Our conversation began in the way most conversations with great scientists do: with an almost childlike excitement for discovery. Bertozzi’s field is glycobiology, the study of the sugars that coat our cells and, in their silent, intricate arrangements, dictate much of what happens in the body, how cells communicate, how diseases spread, how the immune system recognizes friend from foe. For years, glycobiology remained something of a backwater, a territory too complex and uncharted for all but the most intrepid researchers. But Bertozzi has always thrived in places where others hesitate to tread.

She spoke with the casual clarity of someone who has spent years making the invisible visible. “Sugars are the language of life,” she explained. “But unlike DNA or proteins, we haven’t had a good way to read them, let alone manipulate them.” Her breakthrough came in the 1990s, when she developed a technique known as bioorthogonal chemistry, a term that sounds dense until you hear her describe it. Essentially, she devised a way to tag and track sugars in living organisms without disturbing the system, a molecular sleight of hand that opened up entirely new ways of studying biology. The implications were enormous. With bioorthogonal chemistry, researchers could watch cancer cells in real-time, track infections as they spread, and even engineer new kinds of therapies.

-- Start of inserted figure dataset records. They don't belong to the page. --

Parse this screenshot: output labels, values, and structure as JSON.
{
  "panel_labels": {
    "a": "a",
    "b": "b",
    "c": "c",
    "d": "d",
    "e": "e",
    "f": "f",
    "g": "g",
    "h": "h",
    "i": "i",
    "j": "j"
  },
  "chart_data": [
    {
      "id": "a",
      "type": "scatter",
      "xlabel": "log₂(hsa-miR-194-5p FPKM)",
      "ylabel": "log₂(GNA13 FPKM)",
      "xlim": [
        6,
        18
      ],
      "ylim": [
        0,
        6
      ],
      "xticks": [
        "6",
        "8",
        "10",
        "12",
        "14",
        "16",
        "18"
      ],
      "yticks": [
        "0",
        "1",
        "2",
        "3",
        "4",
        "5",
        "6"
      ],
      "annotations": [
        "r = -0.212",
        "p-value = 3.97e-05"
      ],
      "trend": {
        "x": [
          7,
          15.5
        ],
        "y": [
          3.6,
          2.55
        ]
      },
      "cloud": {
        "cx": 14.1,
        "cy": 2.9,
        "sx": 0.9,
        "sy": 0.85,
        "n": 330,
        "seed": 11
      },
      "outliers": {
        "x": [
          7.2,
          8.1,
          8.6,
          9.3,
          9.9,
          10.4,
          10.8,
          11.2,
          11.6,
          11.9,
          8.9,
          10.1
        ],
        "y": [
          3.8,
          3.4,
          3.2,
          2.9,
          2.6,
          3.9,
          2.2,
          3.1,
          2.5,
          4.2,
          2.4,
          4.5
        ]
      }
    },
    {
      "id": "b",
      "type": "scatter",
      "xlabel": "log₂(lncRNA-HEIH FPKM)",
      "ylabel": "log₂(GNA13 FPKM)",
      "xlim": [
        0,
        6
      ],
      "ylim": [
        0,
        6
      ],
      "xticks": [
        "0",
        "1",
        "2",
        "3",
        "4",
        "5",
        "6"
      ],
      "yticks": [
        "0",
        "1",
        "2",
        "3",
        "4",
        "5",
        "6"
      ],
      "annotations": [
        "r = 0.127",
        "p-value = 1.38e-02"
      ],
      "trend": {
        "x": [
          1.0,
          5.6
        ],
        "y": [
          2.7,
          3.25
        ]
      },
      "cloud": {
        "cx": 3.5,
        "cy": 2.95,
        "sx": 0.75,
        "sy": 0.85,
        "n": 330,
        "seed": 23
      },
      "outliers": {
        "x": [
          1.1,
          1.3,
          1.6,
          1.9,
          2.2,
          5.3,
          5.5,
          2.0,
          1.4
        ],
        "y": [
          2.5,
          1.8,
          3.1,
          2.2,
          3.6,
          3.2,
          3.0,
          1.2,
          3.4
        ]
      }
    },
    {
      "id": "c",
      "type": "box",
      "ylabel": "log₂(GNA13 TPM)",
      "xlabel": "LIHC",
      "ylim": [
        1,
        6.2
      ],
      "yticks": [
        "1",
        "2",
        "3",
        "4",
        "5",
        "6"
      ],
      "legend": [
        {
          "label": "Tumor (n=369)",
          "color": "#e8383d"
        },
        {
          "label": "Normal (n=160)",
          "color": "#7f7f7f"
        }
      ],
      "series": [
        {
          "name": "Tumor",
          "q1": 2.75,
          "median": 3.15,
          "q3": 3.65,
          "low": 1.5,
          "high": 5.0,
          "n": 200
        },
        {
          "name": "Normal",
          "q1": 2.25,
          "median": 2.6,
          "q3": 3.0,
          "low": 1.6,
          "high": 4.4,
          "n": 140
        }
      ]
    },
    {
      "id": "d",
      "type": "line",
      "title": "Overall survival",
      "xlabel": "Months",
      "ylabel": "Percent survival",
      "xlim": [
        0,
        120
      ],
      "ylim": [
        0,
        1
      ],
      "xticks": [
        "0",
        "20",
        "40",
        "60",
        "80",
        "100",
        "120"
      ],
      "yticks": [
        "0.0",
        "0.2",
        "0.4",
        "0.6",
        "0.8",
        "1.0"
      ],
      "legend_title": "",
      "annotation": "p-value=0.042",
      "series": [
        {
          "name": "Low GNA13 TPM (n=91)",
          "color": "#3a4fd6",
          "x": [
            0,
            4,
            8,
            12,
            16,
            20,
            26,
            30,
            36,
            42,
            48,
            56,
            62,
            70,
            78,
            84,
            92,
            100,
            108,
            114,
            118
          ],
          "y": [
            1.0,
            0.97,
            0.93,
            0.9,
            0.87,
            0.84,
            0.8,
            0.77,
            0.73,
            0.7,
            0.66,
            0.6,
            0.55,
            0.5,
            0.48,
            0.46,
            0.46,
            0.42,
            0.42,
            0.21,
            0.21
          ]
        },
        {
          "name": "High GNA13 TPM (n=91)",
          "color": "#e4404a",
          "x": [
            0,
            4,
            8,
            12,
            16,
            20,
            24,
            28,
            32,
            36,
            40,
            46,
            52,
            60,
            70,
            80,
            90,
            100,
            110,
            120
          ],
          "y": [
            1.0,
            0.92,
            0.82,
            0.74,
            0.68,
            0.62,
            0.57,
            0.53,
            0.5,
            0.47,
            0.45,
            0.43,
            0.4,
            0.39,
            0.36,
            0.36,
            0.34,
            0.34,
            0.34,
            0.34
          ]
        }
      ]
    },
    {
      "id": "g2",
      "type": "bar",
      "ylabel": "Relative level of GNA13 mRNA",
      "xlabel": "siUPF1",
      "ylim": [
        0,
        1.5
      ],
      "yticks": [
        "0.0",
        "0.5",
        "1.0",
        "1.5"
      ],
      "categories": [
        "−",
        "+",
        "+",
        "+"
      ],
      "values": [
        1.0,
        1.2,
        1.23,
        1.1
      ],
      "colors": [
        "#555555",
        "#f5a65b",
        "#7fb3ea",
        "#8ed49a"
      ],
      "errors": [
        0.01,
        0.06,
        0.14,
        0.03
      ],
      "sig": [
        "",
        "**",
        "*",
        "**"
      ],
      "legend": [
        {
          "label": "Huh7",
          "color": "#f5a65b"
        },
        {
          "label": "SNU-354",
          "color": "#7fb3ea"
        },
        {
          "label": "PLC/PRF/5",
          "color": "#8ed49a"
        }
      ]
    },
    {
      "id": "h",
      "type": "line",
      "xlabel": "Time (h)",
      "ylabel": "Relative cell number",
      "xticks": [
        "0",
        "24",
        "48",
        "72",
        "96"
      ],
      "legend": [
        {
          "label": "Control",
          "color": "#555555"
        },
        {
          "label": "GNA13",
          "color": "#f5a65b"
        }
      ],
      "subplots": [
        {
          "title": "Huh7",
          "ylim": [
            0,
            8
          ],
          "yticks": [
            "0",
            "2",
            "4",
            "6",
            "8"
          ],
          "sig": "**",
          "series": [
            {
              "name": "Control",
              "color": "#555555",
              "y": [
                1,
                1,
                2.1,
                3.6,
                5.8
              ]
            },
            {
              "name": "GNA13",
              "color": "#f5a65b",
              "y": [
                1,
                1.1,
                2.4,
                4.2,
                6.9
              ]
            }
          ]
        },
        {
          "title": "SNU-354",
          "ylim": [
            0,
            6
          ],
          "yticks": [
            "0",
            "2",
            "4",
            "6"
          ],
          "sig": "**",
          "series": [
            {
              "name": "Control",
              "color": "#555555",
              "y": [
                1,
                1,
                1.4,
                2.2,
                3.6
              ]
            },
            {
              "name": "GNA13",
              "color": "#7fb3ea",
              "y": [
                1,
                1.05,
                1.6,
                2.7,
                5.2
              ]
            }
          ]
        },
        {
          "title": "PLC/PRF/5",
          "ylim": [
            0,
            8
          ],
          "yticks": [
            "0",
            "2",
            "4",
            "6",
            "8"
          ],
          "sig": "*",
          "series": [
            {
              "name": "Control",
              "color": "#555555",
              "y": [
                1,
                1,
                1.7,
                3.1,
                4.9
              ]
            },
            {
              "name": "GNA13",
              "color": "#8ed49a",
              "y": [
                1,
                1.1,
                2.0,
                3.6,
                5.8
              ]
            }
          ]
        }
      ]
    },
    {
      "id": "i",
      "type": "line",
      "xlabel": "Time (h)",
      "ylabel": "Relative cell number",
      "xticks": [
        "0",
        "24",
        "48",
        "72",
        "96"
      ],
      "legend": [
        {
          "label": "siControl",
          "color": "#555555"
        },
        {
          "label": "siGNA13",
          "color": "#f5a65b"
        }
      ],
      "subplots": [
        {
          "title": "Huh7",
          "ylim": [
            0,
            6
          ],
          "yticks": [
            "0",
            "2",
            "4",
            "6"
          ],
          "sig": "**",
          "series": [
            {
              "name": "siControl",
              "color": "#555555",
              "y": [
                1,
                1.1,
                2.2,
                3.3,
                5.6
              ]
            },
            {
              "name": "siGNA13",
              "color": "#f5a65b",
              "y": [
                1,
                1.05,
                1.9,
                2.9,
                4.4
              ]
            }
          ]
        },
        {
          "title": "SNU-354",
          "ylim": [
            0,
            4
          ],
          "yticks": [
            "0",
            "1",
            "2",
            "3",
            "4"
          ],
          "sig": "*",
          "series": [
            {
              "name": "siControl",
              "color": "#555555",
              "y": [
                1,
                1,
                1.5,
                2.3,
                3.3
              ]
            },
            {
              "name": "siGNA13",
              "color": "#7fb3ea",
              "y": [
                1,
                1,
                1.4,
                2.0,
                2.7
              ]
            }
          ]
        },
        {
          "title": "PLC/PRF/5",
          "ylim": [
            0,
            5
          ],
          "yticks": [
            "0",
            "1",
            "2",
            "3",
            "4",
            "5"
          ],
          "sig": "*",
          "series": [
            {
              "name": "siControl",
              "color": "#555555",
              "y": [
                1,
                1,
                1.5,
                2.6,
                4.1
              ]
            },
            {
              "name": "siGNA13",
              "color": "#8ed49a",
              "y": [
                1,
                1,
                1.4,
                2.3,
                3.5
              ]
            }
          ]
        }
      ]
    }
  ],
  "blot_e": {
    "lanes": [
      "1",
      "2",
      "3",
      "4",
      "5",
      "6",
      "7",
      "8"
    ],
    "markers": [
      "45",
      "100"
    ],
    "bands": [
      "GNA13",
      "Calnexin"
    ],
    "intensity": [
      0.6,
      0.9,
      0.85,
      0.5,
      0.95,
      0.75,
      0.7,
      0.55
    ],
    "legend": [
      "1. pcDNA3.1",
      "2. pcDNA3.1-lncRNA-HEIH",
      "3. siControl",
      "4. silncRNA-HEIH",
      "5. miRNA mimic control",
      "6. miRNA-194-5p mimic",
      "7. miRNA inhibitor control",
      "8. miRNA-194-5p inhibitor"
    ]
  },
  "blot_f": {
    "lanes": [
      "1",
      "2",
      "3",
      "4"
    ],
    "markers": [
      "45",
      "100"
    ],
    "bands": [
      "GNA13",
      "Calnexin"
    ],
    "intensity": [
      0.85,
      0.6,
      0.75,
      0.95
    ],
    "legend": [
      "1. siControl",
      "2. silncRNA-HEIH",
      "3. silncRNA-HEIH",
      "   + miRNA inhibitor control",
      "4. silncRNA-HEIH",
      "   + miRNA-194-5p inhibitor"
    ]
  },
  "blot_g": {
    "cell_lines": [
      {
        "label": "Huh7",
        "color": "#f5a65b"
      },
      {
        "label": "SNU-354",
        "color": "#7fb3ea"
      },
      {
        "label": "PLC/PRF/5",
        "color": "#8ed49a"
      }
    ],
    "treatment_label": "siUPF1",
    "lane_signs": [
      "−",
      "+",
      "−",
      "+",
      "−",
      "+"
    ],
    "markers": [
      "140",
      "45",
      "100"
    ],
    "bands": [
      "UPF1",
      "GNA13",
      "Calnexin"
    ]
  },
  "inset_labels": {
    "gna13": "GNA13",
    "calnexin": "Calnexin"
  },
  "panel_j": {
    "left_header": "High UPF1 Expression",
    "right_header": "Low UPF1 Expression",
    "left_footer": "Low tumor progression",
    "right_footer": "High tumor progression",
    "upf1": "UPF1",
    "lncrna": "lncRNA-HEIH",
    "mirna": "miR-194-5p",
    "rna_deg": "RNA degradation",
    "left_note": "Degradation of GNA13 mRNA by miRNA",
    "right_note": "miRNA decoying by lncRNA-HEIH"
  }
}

It was for this work that Bertozzi was awarded the 2022 Nobel Prize in Chemistry, alongside Morten Meldal and K. Barry Sharpless. Their collective discoveries in click chemistry, methods of rapidly and precisely joining molecules, have transformed the landscape of drug development and medical research. Bertozzi’s specific contribution was to extend these techniques into the realm of living cells, enabling scientists to chemically alter biological systems with a precision previously thought impossible.

But what struck me most about Bertozzi was not the grandeur of her achievements, it was her playfulness. Midway through our chat, she noticed a bass guitar leaning against the wall. Without hesitation, she picked it up and began strumming, the chords resonating against the chemical equations scrawled on the whiteboard behind her. It was a fitting image: a scientist as much an improviser as a theorist, as much an artist as an engineer. “I was in a band in grad school,” she told me, grinning. “It was called Bored of Education.”

This dual nature, rigorous yet irreverent, precise yet creative, is perhaps what makes her work so revolutionary. Science, after all, is not merely a process of accumulating knowledge but of seeing patterns, of making connections where none seemed to exist before. And Bertozzi has done this not just in the realm of chemistry, but in the culture of science itself. She has long been an advocate for diversity in STEM, a mentor to young scientists, and an outspoken voice for inclusivity in academia.

As I packed up my camera and prepared to leave, she offered one final reflection, almost as an afterthought: “You know, the best discoveries usually start with a ridiculous idea.” She said it with the confidence of someone who has proven this to be true, time and time again.

Watching her, bass in hand, chemical structures swirling behind her, I couldn’t help but think that her own career had been one long, brilliant improvisation, each discovery a chord change, each insight a new melody.